Efficient and Multi-modal Agent with Large Language Models

Talk By Yukang CHEN

Mar 22, 2024 Friday


Multi-modal AI agents refer to artificial intelligence systems that are proficient in planning and reasoning with long-context large language models (LLMs) through multi-modal understanding, which includes the processing of 2D images, videos, and potentially other formats such as 3D point clouds. These agents hold the potential to significantly impact various aspects of human life, ranging from everyday convenience to advancements in specialized fields.
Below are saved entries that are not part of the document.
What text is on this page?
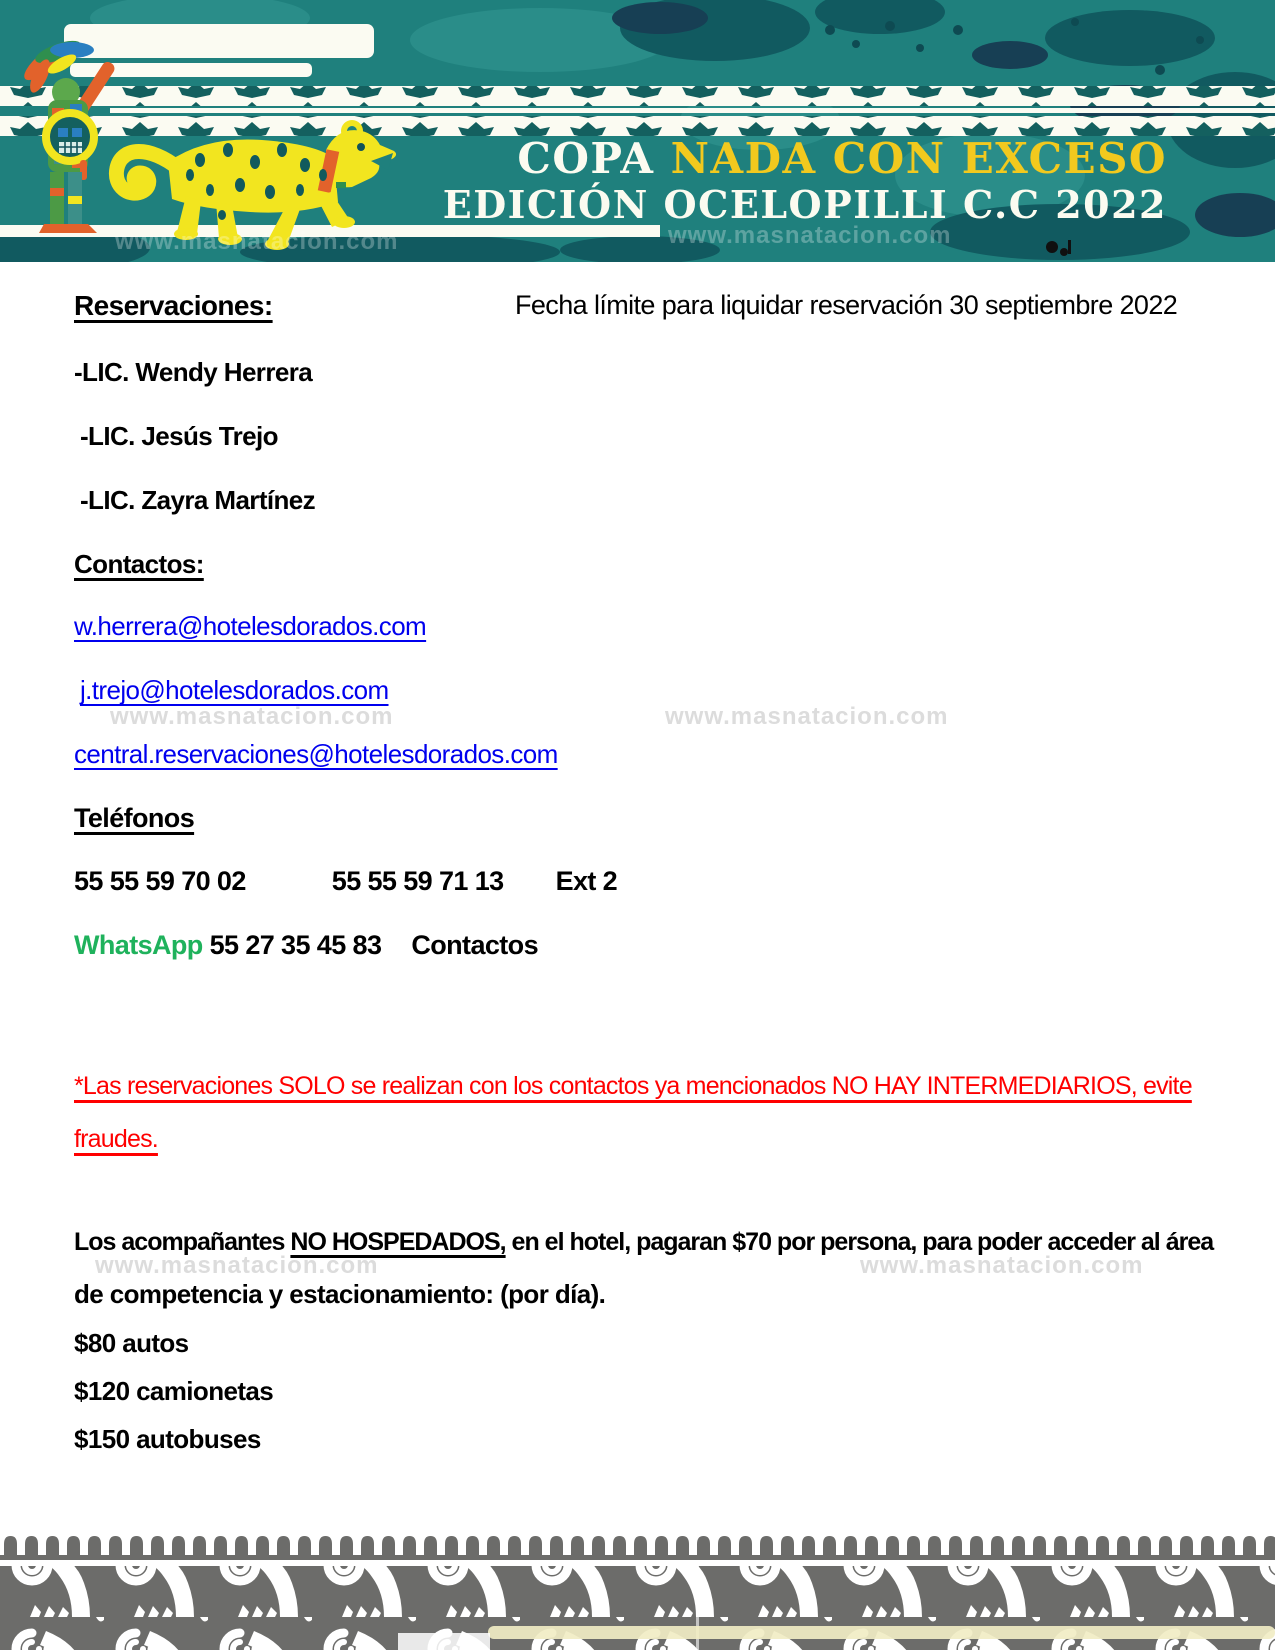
COPA NADA CON EXCESO
EDICIÓN OCELOPILLI C.C 2022
www.masnatacion.com	www.masnatacion.com
Reservaciones:	Fecha límite para liquidar reservación 30 septiembre 2022
-LIC. Wendy Herrera
-LIC. Jesús Trejo
-LIC. Zayra Martínez
Contactos:
w.herrera@hotelesdorados.com
j.trejo@hotelesdorados.com
central.reservaciones@hotelesdorados.com
www.masnatacion.com	www.masnatacion.com
Teléfonos
55 55 59 70 02	55 55 59 71 13 Ext 2
WhatsApp 55 27 35 45 83 Contactos
*Las reservaciones SOLO se realizan con los contactos ya mencionados NO HAY INTERMEDIARIOS, evite
fraudes.
Los acompañantes NO HOSPEDADOS, en el hotel, pagaran $70 por persona, para poder acceder al área
de competencia y estacionamiento: (por día).
www.masnatacion.com	www.masnatacion.com
$80 autos
$120 camionetas
$150 autobuses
In this presentation, I will primarily focus on three key aspects of my research: perception, reasoning, and efficient deep learning, all of which are crucial for the development of multi-modal AI agents. I will detail three representative works, including multi-modal perception, long-context reasoning with LLMs, and automatic machine learning. Lastly, I will outline our future research endeavors aimed at advancing multi-modal reasoning in the domains of robotics and generation.


Mar 22, 2024 Friday



Rm W1-101, GZ Campus

Online Zoom

Join Zoom athttps://hkust-gz-edu-cn.zoom.us/j/4236852791 OR 423 685 2791

Speaker Bio:

Yukang CHEN

Final-year PhD candidate

The Chinese University of Hong Kong

Yukang Chen is a final-year PhD candidate at the Chinese University of Hong Kong. His research focuses on efficient deep learning, large language models, and computer vision. He has contributed to more than 20 publications in leading conferences and journals, with 10 of these being first-authored. His work has been selected for multiple oral presentations at prestigious conferences such as ICLR and CVPR. His first-authored open-source projects have garnered nearly 5,000 stars on GitHub, indicating their significant impact and recognition within the community. Additionally, Yukang has achieved notable success in several renowned competitions and leaderboards, securing multiple winning positions or ranking first in leaderboards, such as the Microsoft COCO, ScanNet, and nuScenes.